A Field Theory for Fermionic Ladder with Generic Intrachain Interactions

TL;DR

This paper develops a low energy field theory for a two-chain fermionic system with arbitrary intrachain interactions, revealing different regimes and incoherent spectral features relevant to ladder and stripe phases.

Contribution

It introduces a novel effective field theory that handles generic intrachain interactions and distinguishes multiple doping regimes in fermionic ladders.

Findings

Identifies three doping regimes with distinct velocity ratios.

Derives highly incoherent electron spectral functions.

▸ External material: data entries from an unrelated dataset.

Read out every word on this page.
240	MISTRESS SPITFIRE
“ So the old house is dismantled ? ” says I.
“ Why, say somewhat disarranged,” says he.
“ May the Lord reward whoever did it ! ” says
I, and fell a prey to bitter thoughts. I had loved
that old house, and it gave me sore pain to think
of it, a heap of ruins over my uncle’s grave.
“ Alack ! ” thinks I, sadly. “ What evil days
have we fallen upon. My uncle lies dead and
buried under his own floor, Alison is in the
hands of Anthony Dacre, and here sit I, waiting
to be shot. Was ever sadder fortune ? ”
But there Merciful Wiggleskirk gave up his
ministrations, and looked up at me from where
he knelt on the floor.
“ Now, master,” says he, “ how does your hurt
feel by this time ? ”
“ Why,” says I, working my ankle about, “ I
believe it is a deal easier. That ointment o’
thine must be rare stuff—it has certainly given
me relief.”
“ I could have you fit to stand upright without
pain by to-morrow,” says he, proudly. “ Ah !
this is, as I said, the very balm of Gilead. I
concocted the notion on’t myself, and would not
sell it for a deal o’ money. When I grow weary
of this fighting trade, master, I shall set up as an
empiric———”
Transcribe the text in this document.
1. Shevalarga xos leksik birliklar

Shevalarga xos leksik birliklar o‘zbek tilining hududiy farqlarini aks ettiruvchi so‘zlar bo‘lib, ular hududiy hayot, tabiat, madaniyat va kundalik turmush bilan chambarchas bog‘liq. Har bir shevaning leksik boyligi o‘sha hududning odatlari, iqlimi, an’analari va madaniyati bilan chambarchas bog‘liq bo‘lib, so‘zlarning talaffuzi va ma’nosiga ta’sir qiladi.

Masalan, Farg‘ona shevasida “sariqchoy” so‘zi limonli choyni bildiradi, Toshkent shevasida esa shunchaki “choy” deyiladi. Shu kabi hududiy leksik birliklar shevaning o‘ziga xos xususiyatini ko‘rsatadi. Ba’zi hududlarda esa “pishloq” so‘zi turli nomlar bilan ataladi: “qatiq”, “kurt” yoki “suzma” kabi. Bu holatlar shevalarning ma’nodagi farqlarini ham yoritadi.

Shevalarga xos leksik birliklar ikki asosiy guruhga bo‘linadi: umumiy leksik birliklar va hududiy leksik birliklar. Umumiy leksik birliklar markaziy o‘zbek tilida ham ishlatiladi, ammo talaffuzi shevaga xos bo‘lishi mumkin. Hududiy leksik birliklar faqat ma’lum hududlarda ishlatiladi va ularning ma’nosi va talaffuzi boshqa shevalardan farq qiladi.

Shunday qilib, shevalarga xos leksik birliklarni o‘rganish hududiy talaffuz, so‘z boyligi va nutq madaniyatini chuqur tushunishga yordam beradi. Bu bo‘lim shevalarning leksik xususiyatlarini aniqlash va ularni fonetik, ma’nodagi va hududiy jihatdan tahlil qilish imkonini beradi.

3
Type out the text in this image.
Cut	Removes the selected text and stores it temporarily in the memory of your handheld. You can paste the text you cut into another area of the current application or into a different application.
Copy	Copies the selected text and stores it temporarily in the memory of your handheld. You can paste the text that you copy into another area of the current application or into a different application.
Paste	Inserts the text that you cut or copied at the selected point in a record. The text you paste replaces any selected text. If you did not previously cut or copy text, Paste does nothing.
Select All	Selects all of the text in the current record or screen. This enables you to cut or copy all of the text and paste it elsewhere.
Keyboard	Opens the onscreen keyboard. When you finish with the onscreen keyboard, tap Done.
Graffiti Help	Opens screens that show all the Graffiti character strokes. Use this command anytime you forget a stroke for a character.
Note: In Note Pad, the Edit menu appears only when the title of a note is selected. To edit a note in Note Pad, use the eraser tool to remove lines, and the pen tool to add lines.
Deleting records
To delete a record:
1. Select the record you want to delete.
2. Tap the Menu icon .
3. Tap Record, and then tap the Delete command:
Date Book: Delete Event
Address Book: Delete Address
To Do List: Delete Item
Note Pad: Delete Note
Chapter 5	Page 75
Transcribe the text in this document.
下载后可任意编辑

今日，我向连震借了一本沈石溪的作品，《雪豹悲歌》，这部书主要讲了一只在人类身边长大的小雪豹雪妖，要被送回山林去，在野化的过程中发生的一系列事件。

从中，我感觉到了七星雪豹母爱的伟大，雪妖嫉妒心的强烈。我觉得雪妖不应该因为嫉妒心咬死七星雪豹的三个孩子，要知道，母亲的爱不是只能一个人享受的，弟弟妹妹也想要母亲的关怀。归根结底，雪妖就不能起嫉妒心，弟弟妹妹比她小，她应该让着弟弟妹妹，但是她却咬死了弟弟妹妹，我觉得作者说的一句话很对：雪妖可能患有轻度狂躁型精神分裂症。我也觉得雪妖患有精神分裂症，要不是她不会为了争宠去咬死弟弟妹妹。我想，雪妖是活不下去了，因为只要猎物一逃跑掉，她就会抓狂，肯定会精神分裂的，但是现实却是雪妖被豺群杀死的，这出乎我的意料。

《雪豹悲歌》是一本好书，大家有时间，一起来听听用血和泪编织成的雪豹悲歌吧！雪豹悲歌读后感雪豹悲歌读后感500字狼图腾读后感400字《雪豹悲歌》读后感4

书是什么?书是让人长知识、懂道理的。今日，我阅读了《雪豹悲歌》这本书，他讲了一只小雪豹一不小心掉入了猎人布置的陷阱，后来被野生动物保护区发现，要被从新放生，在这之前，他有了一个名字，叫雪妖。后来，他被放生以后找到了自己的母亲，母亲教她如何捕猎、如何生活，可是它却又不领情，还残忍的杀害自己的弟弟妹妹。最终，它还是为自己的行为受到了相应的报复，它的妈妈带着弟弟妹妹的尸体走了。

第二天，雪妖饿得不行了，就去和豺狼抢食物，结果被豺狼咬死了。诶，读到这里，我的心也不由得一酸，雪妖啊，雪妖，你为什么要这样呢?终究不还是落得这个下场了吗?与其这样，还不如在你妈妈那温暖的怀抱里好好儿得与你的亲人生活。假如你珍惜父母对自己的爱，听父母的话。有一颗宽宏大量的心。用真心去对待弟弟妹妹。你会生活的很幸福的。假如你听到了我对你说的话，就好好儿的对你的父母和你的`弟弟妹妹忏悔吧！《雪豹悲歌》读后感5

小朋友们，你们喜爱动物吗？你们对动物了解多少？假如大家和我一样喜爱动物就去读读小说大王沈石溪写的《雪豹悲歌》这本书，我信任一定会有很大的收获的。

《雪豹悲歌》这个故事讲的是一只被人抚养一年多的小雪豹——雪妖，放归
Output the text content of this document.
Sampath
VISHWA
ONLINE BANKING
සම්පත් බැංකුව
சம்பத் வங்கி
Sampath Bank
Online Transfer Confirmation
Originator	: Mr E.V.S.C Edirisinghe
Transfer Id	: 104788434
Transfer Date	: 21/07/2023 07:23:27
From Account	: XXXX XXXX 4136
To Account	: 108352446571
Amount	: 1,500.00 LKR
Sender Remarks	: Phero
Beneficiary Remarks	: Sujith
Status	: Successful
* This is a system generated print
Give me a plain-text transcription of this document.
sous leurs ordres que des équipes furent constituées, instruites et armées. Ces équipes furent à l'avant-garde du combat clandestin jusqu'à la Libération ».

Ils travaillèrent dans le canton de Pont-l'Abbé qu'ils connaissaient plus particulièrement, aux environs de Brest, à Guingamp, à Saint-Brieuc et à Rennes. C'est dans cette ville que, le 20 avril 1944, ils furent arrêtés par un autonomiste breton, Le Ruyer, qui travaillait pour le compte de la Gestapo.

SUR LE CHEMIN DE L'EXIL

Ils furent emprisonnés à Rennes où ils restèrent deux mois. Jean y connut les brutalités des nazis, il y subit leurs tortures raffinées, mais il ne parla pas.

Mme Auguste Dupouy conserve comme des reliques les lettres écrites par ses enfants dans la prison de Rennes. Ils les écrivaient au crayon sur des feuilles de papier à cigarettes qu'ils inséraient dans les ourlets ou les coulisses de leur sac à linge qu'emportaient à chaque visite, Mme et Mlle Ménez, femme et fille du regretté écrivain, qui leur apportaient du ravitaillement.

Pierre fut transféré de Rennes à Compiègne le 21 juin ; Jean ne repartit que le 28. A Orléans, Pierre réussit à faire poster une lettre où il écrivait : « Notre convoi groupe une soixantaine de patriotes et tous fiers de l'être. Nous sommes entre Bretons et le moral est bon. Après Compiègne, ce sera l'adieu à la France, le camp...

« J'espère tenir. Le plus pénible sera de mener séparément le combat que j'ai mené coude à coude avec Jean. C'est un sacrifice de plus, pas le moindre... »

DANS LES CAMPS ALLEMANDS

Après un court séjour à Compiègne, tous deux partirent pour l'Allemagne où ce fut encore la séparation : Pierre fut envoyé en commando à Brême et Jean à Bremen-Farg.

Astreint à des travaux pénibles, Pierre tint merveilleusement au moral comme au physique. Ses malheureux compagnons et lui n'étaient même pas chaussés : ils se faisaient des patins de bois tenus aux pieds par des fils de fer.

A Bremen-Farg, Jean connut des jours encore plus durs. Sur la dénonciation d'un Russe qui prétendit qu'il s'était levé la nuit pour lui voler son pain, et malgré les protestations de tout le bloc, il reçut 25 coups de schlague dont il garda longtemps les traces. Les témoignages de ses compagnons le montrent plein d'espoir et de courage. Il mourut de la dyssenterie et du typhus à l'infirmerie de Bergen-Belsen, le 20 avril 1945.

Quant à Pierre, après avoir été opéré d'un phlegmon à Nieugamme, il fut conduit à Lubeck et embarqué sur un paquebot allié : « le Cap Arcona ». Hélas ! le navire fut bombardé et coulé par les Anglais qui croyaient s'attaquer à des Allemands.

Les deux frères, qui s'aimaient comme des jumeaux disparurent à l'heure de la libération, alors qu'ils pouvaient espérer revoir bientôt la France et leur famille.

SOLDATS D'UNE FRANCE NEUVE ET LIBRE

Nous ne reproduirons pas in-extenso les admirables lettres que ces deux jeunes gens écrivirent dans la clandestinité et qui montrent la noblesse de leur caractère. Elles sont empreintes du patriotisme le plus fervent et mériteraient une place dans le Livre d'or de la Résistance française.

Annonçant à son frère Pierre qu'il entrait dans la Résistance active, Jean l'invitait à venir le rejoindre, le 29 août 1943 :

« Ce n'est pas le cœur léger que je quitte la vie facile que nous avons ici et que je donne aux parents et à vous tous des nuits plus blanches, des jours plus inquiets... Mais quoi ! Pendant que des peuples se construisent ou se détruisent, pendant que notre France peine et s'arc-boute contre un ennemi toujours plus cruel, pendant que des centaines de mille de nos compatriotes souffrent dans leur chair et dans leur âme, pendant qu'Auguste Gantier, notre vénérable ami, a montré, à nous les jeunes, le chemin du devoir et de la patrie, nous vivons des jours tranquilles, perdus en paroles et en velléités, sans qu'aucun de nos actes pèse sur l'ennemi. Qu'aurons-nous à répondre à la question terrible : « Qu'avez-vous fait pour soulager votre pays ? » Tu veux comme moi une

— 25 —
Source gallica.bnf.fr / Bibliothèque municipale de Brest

Analyzes excitation spectrum and effects of ladder array configurations.

Abstract

An effective low energy field theory is developed for a system of two chains. The main novelty of the approach is that it allows to treat generic intrachain repulsive interactions of arbitrary strength. The chains are coupled by a direct tunneling and four-fermion interactions. At low energies the individual chains are described as Luttinger liquids with an arbitrary ratio of spin $v_s$ and charge $v_c$ velocities. A judicious choice of the basis for the decoupled chains greatly simplifies the description and allows one to separate high and low energy degrees of freedom. In a direct analogy to the bulk cuprates the resulting effective field theory distinguishes between three qualitatively different regimes: (i) small doping ($v_c << v_s$), (ii) optimal doping ($v_s \approx v_c$) and (iii) large doping ($v_s << v_c$). I discuss the excitation spectrum and derive expressions for the electron spectral function which turns out to be highly incoherent. The degree of incoherence increases when one considers an array of ladders (stripe phase).